Aardvark accepts the stratification format [supported by Hap.py](https://github.com/Illumina/hap.py/blob/master/doc/happy.md#stratification-via-bed-regions) and distributed by [Genome in a Bottle](https://github.com/genome-in-a-bottle/genome-stratifications).
In short, the `--stratifications` parameter accepts the "root" TSV from the stratification, where each row contains a label and corresponding BED file.
This file-of-files may contain paths relative to the root TSV, and those BED files may be gzip-compressed.
A short example is in our [test files](../test_data/example_stratification/strat.tsv), and a real example is available through [GIAB](https://github.com/genome-in-a-bottle/genome-stratifications/blob/master/GRCh38/v3.1-GRCh38-all-stratifications.tsv).

Aardvark takes a haplotype-centric approach to all analysis, including stratification.
This means Aardvark compares the entire region against the stratifications when determining labels.
Most variants in a typical benchmark are isolated, so for those variants Aardvark will just check if the reference bases are fully-contained within the stratification regions.

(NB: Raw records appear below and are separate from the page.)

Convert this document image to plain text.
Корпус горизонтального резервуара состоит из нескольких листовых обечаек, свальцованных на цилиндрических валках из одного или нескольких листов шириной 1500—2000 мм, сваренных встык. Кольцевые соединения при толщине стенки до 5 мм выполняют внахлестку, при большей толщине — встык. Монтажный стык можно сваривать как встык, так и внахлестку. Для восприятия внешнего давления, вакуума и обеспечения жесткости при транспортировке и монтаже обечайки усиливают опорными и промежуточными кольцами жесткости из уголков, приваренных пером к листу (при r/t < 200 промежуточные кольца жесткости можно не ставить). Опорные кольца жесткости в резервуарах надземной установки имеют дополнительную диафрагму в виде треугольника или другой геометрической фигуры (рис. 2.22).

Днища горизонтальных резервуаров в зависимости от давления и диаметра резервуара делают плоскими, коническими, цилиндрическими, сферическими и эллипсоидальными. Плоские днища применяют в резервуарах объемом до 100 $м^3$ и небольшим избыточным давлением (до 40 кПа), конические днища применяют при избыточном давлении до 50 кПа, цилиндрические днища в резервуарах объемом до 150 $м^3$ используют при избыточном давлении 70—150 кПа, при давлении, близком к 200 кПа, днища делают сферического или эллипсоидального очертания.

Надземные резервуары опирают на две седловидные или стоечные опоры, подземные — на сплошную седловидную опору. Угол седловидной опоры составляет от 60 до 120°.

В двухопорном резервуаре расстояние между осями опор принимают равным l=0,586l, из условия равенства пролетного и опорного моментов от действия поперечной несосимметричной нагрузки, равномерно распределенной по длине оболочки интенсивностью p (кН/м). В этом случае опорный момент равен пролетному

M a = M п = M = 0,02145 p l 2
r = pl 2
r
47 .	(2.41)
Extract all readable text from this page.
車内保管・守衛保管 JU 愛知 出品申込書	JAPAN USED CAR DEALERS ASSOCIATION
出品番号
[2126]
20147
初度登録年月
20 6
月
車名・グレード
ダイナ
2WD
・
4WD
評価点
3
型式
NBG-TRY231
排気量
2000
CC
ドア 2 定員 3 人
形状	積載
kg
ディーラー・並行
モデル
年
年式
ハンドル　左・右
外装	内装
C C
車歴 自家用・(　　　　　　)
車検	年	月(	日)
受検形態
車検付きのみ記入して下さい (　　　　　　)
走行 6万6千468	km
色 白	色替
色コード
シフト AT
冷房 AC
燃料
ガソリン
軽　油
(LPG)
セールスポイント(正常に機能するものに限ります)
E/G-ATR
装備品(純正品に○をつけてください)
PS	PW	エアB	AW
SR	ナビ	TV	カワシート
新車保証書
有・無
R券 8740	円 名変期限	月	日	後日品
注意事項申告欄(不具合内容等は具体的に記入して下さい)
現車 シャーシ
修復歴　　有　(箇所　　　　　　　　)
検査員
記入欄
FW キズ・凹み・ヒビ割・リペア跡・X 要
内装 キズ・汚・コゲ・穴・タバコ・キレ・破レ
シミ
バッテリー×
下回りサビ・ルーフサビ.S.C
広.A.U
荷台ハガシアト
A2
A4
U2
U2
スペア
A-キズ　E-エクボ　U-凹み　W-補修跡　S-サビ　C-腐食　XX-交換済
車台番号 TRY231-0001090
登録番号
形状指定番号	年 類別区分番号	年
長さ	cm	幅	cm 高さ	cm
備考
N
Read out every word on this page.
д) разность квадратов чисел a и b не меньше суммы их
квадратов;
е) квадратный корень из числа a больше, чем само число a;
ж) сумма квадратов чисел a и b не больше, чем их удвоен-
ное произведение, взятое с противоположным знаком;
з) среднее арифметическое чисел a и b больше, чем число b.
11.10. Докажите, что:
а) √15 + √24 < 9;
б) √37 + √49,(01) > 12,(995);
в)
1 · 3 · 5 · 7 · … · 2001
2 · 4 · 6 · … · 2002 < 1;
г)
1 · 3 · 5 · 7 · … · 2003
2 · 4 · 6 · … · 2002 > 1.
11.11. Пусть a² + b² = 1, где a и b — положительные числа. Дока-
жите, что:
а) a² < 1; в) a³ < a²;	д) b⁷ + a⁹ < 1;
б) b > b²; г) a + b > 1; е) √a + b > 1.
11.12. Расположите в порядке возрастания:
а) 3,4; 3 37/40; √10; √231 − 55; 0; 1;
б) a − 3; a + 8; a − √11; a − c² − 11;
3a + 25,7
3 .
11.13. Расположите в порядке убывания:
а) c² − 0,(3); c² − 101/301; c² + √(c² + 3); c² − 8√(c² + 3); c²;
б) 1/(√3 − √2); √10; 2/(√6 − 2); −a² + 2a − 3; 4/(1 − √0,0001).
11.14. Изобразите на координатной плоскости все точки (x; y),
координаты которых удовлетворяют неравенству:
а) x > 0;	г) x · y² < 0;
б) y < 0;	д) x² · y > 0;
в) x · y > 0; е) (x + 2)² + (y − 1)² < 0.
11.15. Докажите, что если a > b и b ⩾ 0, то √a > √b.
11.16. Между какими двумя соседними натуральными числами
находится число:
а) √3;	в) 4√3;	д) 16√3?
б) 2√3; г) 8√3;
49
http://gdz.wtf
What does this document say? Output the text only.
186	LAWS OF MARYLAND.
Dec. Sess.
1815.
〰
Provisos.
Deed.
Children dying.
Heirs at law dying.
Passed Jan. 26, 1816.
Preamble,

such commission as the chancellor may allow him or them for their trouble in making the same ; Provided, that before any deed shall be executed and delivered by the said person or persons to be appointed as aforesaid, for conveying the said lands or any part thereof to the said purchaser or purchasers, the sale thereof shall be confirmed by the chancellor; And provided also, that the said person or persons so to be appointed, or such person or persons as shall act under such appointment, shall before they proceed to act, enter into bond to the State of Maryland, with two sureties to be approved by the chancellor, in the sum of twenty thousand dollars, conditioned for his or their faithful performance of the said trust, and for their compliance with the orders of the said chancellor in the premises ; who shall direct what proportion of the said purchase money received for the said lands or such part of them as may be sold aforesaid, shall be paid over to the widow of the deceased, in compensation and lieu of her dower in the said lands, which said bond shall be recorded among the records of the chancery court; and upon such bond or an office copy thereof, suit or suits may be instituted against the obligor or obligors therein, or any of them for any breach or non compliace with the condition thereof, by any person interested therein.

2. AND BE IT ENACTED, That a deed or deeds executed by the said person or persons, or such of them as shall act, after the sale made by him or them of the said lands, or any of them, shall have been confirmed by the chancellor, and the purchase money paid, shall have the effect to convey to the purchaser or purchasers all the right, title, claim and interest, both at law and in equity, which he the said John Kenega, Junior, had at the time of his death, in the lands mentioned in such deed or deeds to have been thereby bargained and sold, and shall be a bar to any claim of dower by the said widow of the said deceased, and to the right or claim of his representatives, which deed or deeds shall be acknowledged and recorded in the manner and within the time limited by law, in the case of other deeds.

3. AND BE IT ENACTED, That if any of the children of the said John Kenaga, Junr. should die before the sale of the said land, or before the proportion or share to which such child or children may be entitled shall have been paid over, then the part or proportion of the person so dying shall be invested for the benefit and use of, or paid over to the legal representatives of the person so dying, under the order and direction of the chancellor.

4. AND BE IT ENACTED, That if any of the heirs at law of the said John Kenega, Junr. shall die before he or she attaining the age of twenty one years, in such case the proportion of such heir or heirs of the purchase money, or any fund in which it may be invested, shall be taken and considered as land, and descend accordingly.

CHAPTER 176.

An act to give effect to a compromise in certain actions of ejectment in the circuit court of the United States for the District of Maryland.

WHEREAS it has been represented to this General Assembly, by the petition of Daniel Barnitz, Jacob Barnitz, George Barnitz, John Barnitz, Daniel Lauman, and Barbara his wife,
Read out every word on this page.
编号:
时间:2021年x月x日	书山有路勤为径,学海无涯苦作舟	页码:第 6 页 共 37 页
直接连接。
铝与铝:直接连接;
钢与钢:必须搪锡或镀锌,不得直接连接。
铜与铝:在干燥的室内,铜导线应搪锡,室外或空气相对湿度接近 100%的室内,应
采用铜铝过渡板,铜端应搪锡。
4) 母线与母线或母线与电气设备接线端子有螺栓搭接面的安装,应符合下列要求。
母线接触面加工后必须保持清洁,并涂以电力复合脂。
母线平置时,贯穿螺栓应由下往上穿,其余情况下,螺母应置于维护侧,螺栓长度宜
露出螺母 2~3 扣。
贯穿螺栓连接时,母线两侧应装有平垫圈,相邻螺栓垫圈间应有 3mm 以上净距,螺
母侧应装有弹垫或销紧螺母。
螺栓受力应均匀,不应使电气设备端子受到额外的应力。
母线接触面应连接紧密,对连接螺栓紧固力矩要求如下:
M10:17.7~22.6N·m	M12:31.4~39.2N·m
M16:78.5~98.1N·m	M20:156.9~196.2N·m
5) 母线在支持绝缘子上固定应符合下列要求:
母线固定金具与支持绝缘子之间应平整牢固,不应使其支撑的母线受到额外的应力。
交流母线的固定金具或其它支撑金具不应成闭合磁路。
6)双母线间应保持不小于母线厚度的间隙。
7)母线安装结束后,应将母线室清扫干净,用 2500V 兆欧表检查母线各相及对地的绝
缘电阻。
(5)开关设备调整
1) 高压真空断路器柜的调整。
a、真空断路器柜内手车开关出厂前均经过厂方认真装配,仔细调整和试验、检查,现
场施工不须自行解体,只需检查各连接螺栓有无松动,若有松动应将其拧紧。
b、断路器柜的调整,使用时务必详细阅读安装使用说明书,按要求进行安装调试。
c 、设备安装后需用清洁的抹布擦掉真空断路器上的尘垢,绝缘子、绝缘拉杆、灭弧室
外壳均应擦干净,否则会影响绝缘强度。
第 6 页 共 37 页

If two or more variants are located in the same Aardvark region, it instead checks if the bases from the start of the first variant through the end of the last variant are fully-contained.
As a result, stratification regions that are small and co-located with increased variation may be under-reported in the stratifications.

# Frequently asked questions
## Which comparison mode is most like existing benchmark tools?
Other tools, like [hap.py](https://github.com/Illumina/hap.py) or [rtg vcfeval](https://github.com/RealTimeGenomics/rtg-tools), typically use the genotype accuracy for benchmarking.
Aardvark's GenoType (`GT`) comparison type is most similar to these other approaches, requiring that the alternate sequences exactly match while not allowing for partial credit.